Leigh Day’s cases in this area - including cases brought against Camellia Plc, Vedanta, Unilever and Shell - generally involve actions in the English courts on behalf of individuals based outside the UK in non-EU jurisdictions, who have been affected by the human rights abuses of UK companies. Indeed, the UK courts have developed a significant jurisprudence on the liability of parent companies for human rights abuses, which is having a ripple effect in a number of other jurisdictions.
Although the UK is no longer a member of the EU, The Directive is nevertheless likely to improve the accountability of UK business. A key aspect of the Directive is the duty it imposes on Member States to ensure that a company is liable for damages if it fails to take action to address actual or potential adverse human rights impacts. Whilst no equivalent civil liability regime will be adopted in the UK the Directive will impact UK-based companies and subsidiaries in other ways:
- Prevention of human rights abuses: UK companies which conduct a significant amount of business in the EU who meet the criteria specified above will be required to implement the key duties imposed by the Directive. We anticipate that the implementation of the requirements to i) identify and mitigate actual or potential adverse impacts from their operations on human rights and the environment, and ii) to take steps end them, will force UK domiciled companies to conduct human rights due diligence.
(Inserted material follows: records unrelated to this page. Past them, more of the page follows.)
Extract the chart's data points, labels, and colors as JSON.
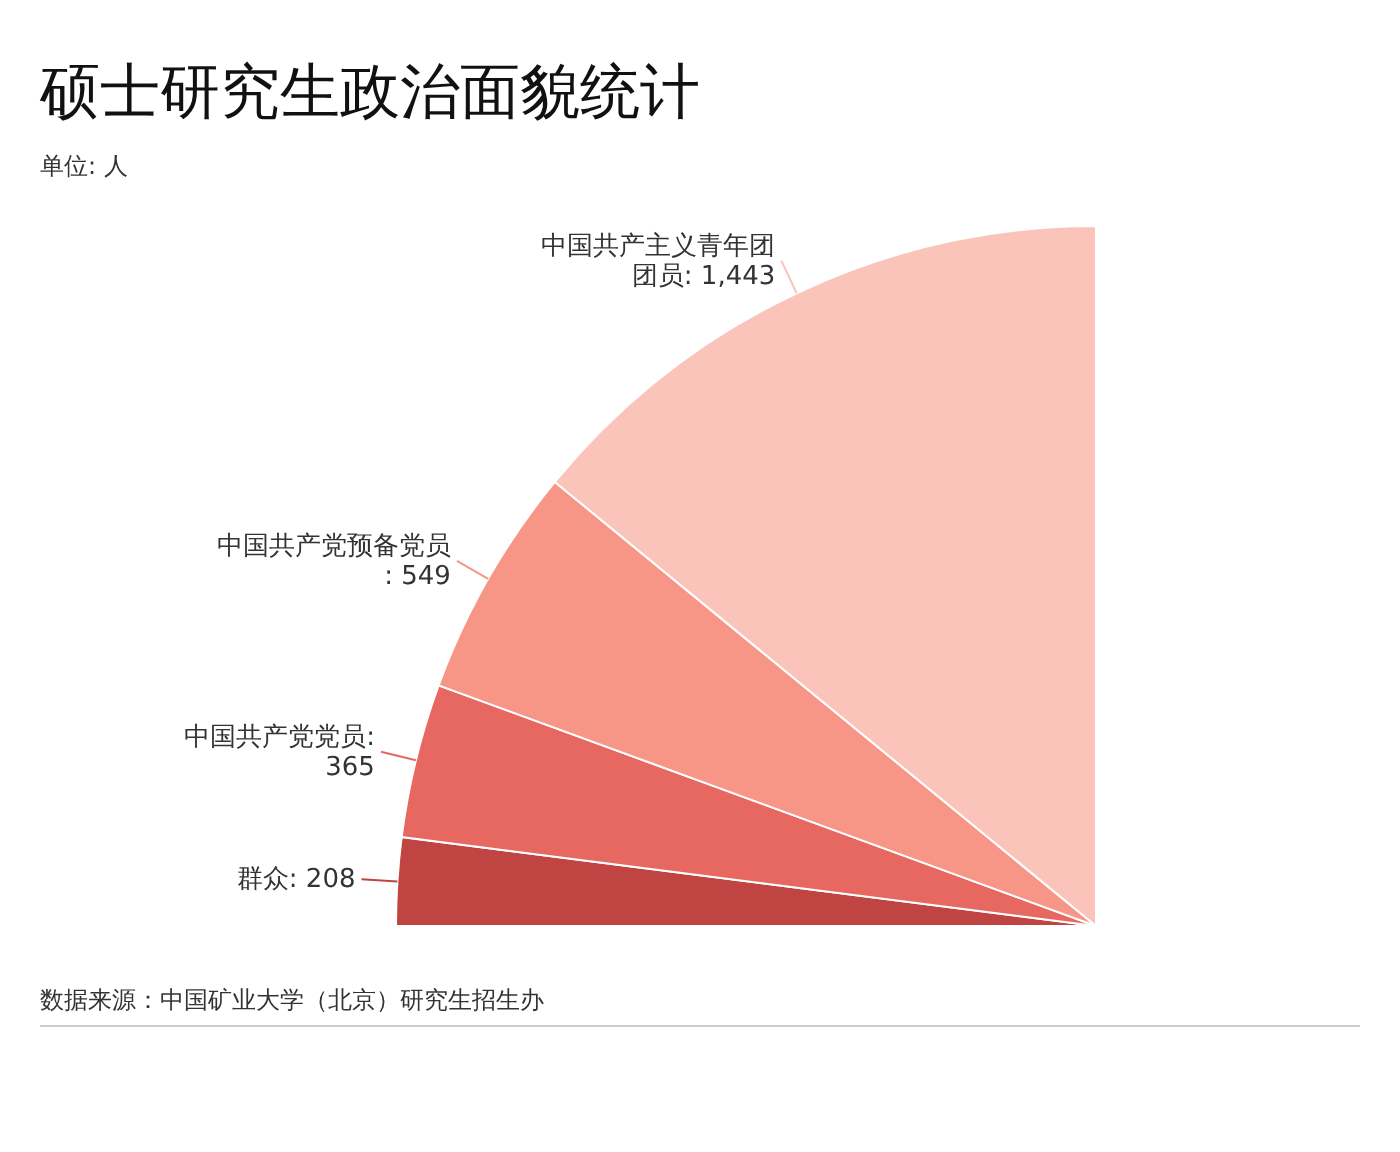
{
  "chart_data": {
    "type": "pie",
    "title": "硕士研究生政治面貌统计",
    "subtitle": "单位: 人",
    "categories": [
      "群众",
      "中国共产党党员",
      "中国共产党预备党员",
      "中国共产主义青年团团员"
    ],
    "values": [
      208,
      365,
      549,
      1443
    ],
    "colors": [
      "#c04542",
      "#e66860",
      "#f79587",
      "#fbc4bb"
    ],
    "value_labels": [
      ": 208",
      ": 365",
      ": 549",
      ": 1,443"
    ],
    "annotations": [
      "数据来源：中国矿业大学（北京）研究生招生办"
    ]
  }
}
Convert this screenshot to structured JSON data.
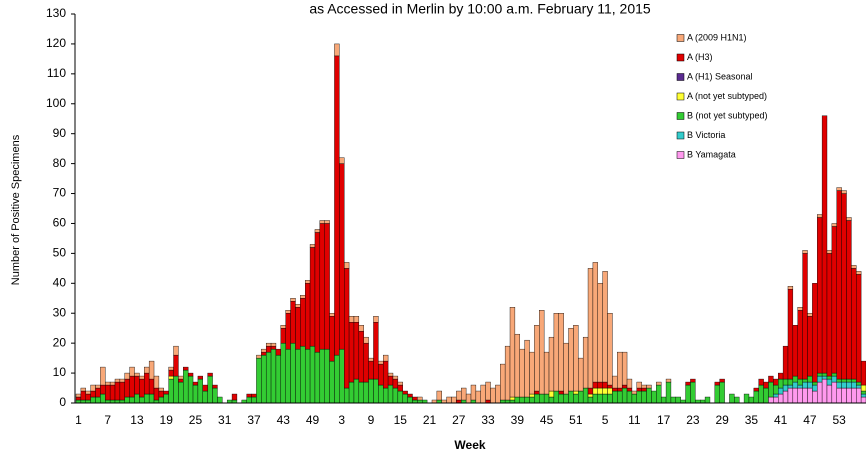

- Public reporting provisions: where such abuses do occur, the requirement on companies to publicly report on their due diligence measures is likely to provide a helpful source of information for those seeking to enforce their rights.
Following the adoption of similar legislation in a number of other jurisdictions, including France, Germany, Switzerland and Norway, and now the published proposals for the EU-wide Directive, it seems increasingly clear that UK legislators will also have to introduce mandatory human rights due diligence legislation.
Momentum for mandatory due diligence legislation has been growing in the UK for some time, as current provisions are insufficient. In April 2017, the Joint Committee for Human Rights released a report calling for “legislation to impose a duty on all companies to prevent human rights abuses, as well as an offence of failure to prevent human rights abuses for all companies”. In 2020, a study provided a full analysis of how mandatory due diligence could be adopted into legislation. In October 2021, 36 companies, investors and business associations released a joint statement calling on the UK government to introduce a Human Rights and Environmental Due Diligence law. Signatories included Primark, Nestle, Tesco, Unilever, and Twinings.
The statement noted that “a more comprehensive approach” to due diligence from the UK Government is “urgently needed”, and states that “Mandatory human rights and environmental due diligence is key to ensure that efforts by companies that respect people and the planet… are not undercut by the lack of a uniform standard of conduct applying to all business actors. A partial first attempt at this implementation can be seen in the Environment Act 2021, which contains due diligence requirements for businesses with regulated commodities in their supply chains.
Although the UK government may be reluctant to follow the lead of the EU, they may not wish to be perceived as lagging behind the EU and other jurisdictions on business and human rights. As highlighted above, an inconsistent human rights due diligence legal framework could be difficult for businesses to navigate. It is hoped that the UK Government will heed the call of business, trade unions and civil society and begin the process of developing bespoke UK human rights due diligence legislation which meets international standards and avoids many of the shortcomings of the proposed EU Directive.